Objective—To compare electroencephalography (EEG) artifact associated with use of the subdermal wire electrode (SWE), gold cup electrode (GCE), and subdermal needle electrode (SNE) over an 8-hour period in sedated and awake dogs.

Animals—6 healthy dogs.

Procedures—8 EEG channels were recorded during 20-minute video-EEG recording sessions (intermittently at 0.5, 2, 4, 6, and 8 hours) with and without chlorpromazine sedation. Nonphysiologic artifacts were identified. Duration of artifact was summed for each channel. Number of unaffected channels (NUC) was determined.

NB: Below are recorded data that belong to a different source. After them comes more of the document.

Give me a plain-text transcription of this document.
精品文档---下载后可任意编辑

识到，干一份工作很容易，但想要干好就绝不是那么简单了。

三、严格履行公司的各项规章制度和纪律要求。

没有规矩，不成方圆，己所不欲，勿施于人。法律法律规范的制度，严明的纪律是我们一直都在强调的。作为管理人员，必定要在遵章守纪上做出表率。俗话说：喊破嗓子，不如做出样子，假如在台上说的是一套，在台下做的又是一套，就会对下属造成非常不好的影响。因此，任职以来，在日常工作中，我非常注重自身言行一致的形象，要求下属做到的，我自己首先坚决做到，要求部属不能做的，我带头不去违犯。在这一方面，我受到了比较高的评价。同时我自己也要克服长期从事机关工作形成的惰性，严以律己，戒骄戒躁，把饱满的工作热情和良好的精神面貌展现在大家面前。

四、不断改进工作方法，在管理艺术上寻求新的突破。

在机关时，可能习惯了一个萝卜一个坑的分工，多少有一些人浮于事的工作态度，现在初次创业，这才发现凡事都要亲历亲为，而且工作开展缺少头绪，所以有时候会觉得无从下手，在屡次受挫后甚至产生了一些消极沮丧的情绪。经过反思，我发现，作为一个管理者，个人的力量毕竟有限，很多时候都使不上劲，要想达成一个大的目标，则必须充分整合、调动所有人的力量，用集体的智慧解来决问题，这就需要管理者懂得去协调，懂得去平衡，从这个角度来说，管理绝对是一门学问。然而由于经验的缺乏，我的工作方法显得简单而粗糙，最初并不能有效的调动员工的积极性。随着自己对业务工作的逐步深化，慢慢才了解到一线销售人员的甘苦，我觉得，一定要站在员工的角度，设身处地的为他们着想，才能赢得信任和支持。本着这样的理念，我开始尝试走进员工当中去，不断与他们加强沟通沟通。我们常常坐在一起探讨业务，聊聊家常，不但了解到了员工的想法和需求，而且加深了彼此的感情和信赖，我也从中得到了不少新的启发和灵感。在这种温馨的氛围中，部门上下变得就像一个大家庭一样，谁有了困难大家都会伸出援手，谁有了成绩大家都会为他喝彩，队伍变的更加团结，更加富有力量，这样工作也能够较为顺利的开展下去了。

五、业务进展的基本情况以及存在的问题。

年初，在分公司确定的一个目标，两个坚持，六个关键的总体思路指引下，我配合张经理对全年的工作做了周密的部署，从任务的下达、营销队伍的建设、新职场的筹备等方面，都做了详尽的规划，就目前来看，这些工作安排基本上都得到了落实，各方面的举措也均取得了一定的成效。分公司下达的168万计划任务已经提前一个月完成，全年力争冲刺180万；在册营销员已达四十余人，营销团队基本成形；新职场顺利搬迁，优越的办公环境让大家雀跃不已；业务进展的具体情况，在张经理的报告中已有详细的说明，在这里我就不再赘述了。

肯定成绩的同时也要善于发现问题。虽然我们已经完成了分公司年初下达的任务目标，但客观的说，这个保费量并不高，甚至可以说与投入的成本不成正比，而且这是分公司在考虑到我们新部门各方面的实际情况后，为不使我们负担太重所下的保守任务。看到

Results—NUC was significantly affected by electrode type and sedation over time; median for SWE (2.80 channels; 95% confidence interval [CI], 0.84 to 5.70 channels) was significantly different from medians for GCE (7.87 channels; 95% CI, 7.44 to 7.94 channels) and SNE (7.60 channels; 95% CI, 6.61 to 7.89 channels). After 4 hours, NUC decreased in awake dogs, regardless of electrode type. In awake dogs, duration of artifact differed significantly between SWE and GCE or SNE; medians at 8 hours were 61.55 seconds (95% CI, 21.81 to 173.65 seconds), 1.33 seconds (95% CI, 0.47 to 3.75 seconds), and 21.01 seconds (95% CI, 6.85 to 64.42 seconds), respectively.

Conclusions and Clinical Relevance—The SWE had a significant duration of artifact during recording periods > 2 hours, compared with results for the GCE and SNE, in awake dogs. The GCE, SNE, and sedation resulted in significantly more channels unaffected by artifact. For longer recordings, caution should be exercised in selecting EEG electrodes and sedation state, although differences among electrodes may not be clinically relevant.